According to the recall notice, the items were sold at stores in Alabama, California, Georgia, Kentucky, Maine, Massachusetts, Mississippi, New Jersey, New York, North Carolina, Ohio, Pennsylvania, South Carolina, Tennessee, Virginia, and West Virginia. If you’ve purchased any of the fruits, you’re encouraged to return them to the store for a refund, according to FOX 13.

In a press release, ALDI said that on the rare occasions when a product’s safety is in question, they have “a plan to swiftly and effectively remove such products from the stores.”

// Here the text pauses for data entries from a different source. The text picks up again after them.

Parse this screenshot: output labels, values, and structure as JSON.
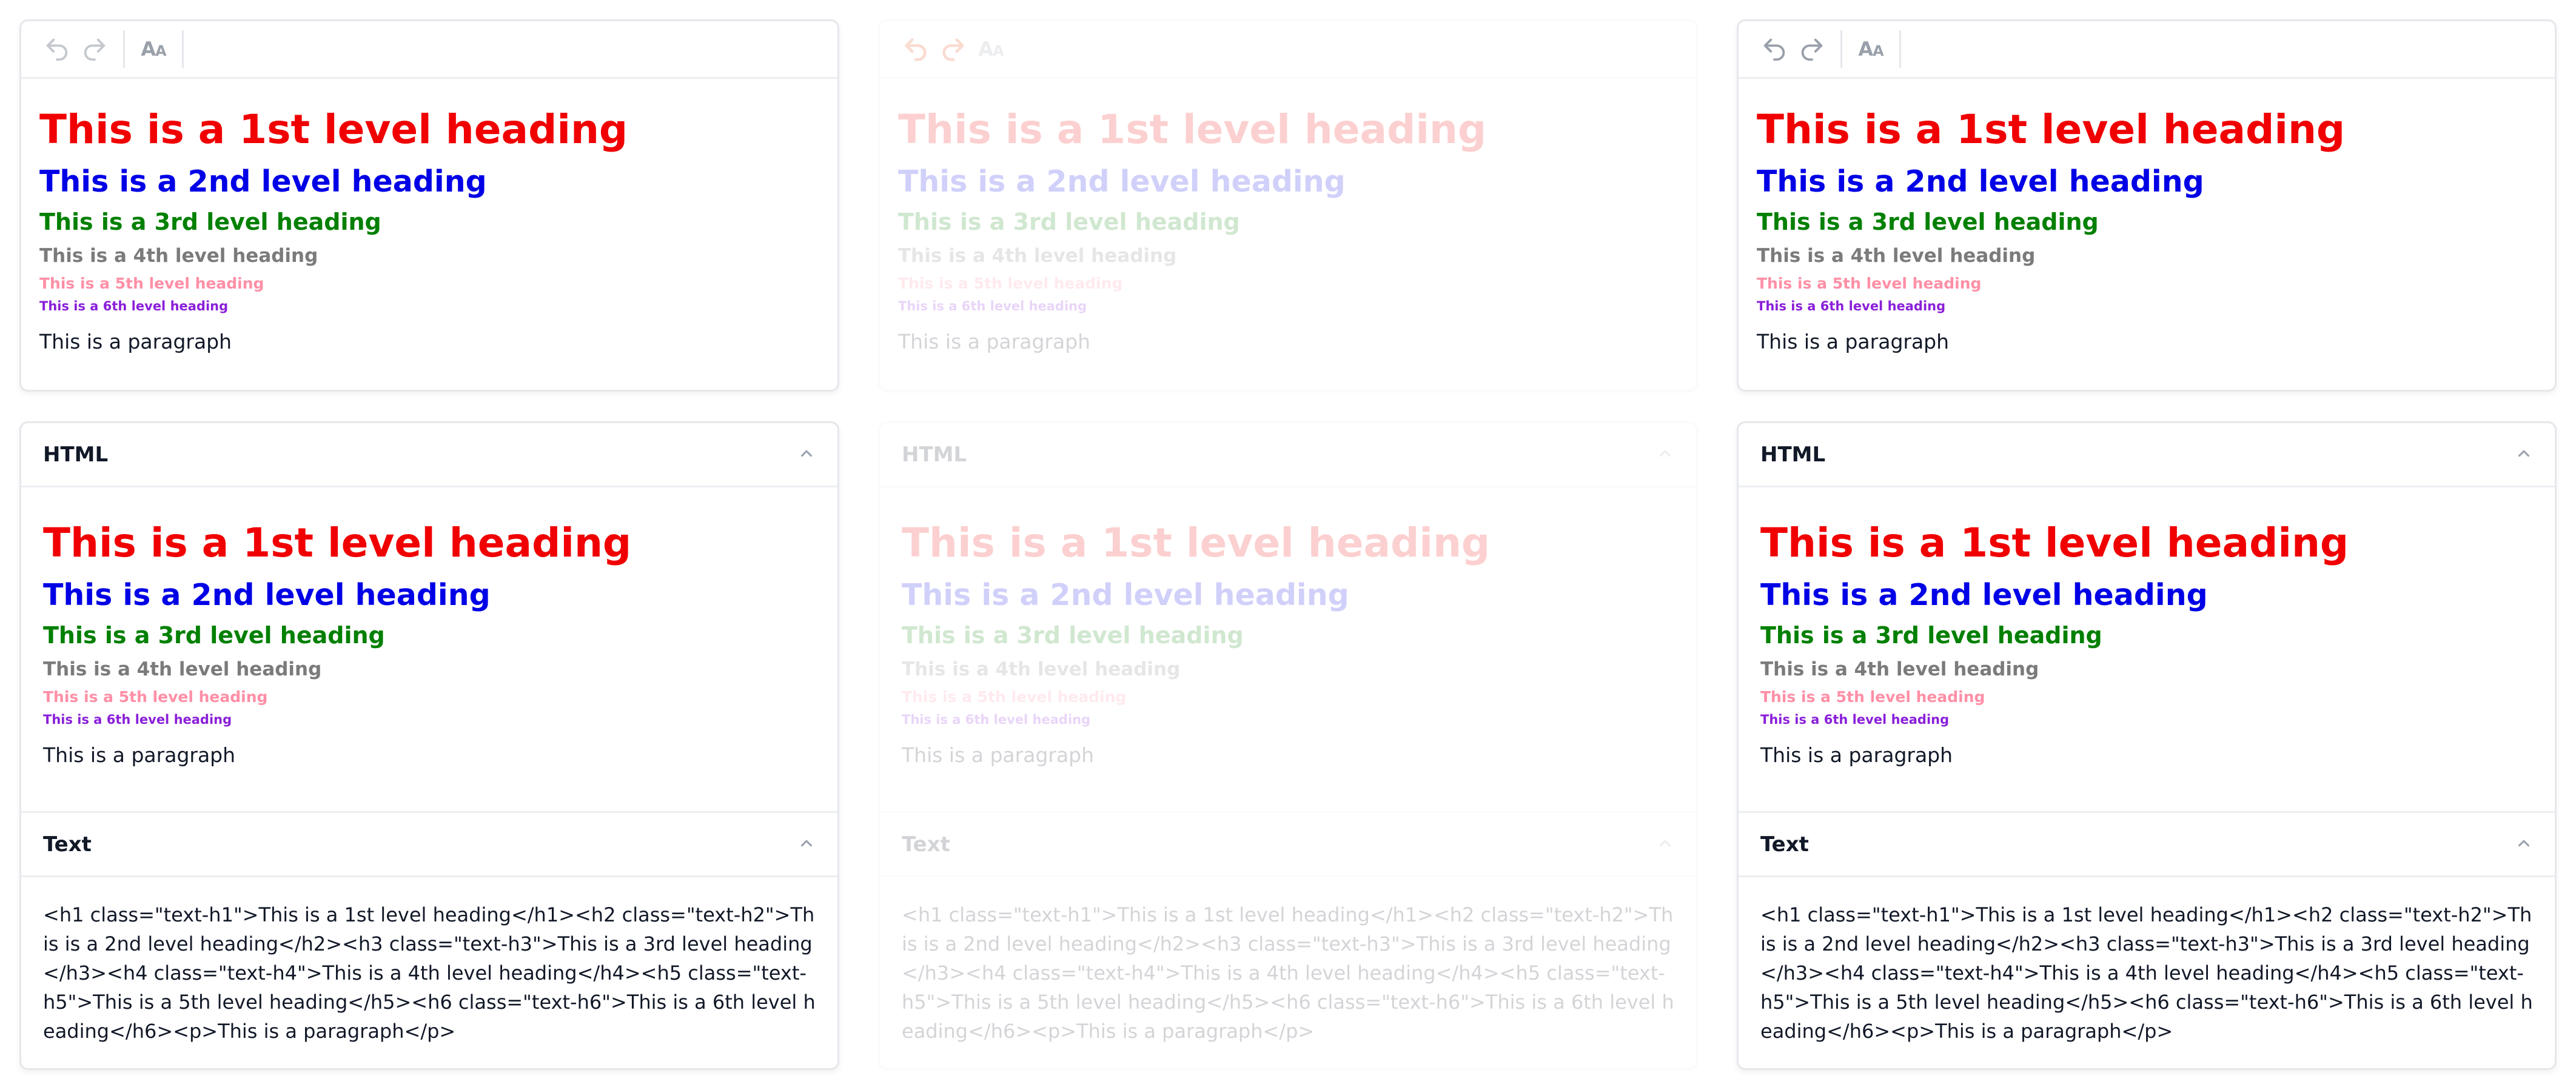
{
  "toolbar": {
    "undo_icon": "undo-icon",
    "redo_icon": "redo-icon",
    "font_size_label_big": "A",
    "font_size_label_small": "A"
  },
  "headings": {
    "h1": "This is a 1st level heading",
    "h2": "This is a 2nd level heading",
    "h3": "This is a 3rd level heading",
    "h4": "This is a 4th level heading",
    "h5": "This is a 5th level heading",
    "h6": "This is a 6th level heading",
    "p": "This is a paragraph"
  },
  "sections": {
    "html_title": "HTML",
    "text_title": "Text"
  },
  "source_text": "<h1 class=\"text-h1\">This is a 1st level heading</h1><h2 class=\"text-h2\">This is a 2nd level heading</h2><h3 class=\"text-h3\">This is a 3rd level heading</h3><h4 class=\"text-h4\">This is a 4th level heading</h4><h5 class=\"text-h5\">This is a 5th level heading</h5><h6 class=\"text-h6\">This is a 6th level heading</h6><p>This is a paragraph</p>",
  "colors": {
    "h1": "#f00000",
    "h2": "#0000e6",
    "h3": "#008000",
    "h4": "#7b7b7b",
    "h5": "#ff8fa6",
    "h6": "#8a1fd9",
    "undo_active": "#e53e00"
  }
}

If a healthy person consumes listeria, they may experience symptoms like high fever, diarrhea, stiff neck, headache, confusion, loss of balance, convulsions, and muscle aches, according to the Centers for Disease Control and Prevention. But CBS News reported that the chances of a healthy person developing symptoms is small, and if you’ve consumed an item potentially tainted with listeria but don’t have any symptoms then you likely don’t nee be concerned.

If, however, you are in a high-risk group for listeria infection — elderly, children, pregnant, or have a weakened immune system — then it’s a good idea to contact your doctor, as the CDC advises. Antibiotic therapy can be successful in combating the listeria bacteria, according to the National Institute of Health.

This recall is the latest in what’s already starting to be a long list of items recalled this year. On the same day the fruit recall was released, for instance, another listeria issue was listed on the FDA’s website for nut butters. Consumers can always see a complete list of ongoing recalls on the FDA’s website.

So if you've got fresh fruit at home, it’s time to check it out and return it or simply throw it away.